The Air India Express (AIE) has commenced steps to hand over the personal effects of the passengers of the flight that crashed at the Calicut international airport on Friday.
U.S.-based Kenyon, an agency for emergency response and rescue operations, has been entrusted with the task of search and retrieval of the personal effects lying at the accident site at Karipur and from the ill-fated B-737 aircraft.
“The agency will take care of the collection, recording, cleaning, inventorying, photographing, cataloguing and arranging the return of the personal items to the families of the 191 passengers on the flight from Dubai to Kozhikode,” official sources told The Hindu.

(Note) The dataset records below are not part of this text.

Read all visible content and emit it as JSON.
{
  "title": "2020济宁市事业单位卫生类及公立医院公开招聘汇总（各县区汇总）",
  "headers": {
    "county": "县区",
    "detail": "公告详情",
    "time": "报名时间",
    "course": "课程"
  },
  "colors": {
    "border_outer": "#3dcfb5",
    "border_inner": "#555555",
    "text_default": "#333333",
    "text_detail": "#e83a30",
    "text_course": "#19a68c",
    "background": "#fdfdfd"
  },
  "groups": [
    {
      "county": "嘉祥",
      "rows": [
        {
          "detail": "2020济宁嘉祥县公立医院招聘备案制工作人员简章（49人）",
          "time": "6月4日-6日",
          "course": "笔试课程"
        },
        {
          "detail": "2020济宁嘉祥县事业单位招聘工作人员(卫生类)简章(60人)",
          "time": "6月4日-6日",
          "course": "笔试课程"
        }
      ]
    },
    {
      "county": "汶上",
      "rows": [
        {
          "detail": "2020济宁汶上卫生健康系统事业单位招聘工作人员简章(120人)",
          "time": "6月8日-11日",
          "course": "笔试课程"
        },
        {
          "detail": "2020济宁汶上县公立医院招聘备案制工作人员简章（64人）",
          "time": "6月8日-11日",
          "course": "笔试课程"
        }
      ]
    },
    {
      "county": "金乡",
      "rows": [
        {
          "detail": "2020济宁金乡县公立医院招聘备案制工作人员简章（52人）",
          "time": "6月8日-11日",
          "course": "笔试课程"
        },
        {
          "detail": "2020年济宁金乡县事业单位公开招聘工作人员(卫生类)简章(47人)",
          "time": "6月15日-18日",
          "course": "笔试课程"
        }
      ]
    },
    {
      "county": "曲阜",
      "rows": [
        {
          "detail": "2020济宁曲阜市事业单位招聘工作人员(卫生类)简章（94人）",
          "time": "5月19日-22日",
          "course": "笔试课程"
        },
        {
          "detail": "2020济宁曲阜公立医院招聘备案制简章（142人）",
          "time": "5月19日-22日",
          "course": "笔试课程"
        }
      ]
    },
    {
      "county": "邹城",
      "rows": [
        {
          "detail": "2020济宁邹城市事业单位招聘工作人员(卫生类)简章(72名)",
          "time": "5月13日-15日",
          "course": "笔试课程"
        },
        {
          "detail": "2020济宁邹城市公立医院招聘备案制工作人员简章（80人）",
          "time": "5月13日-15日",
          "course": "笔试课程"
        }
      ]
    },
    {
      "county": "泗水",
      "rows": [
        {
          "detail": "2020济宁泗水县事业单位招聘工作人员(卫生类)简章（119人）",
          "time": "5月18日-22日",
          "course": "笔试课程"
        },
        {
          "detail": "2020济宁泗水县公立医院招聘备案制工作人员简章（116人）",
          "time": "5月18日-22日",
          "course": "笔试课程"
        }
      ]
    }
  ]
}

Besides, unidentified items, including gold and other precious items, recovered from the crash site will also be catalogued by the agency.
Identification
Once the exercise is completed, the families would be contacted for the identification and handing over of the things. The action taken is in conformance with the recommended guidelines of the International Air Transport Association (IATA), the trade association for airlines globally. The International Civil Aviation Organisation (ICAO) norms on aircraft accident victims and their families too will be followed.
The same crisis management services provider had handed over the personal effects of passengers in the Mangaluru plane crash in which a Boeing 737 aircraft of the AIE overshot the runway and burst into flames killing 158 passengers.

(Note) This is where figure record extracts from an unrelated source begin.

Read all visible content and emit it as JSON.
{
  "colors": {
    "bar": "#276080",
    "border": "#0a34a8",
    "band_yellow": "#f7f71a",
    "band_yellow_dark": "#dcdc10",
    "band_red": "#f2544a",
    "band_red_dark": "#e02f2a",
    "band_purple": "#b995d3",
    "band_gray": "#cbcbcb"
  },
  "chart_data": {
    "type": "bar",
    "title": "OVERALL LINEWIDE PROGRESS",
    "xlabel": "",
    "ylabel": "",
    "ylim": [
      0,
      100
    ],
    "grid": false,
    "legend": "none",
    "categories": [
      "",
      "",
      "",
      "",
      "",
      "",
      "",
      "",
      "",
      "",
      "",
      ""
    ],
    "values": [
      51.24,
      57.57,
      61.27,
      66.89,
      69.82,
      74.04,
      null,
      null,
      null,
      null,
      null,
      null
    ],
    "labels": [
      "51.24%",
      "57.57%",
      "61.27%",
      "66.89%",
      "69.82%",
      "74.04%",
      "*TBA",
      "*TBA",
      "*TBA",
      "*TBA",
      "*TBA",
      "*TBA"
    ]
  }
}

The airline is trying its best to provide all assistance to the passengers’ families, sources say. Chief Operating Officer, AIE, K. Shyam Sundar and senior officials are camping in Kozhikode and overseeing relief operations. The AIE is yet to commence steps to pay the interim relief of ₹10 lakh to the families of the deceased and financial assistance to the injured announced by the Civil Aviation Minister, sources said.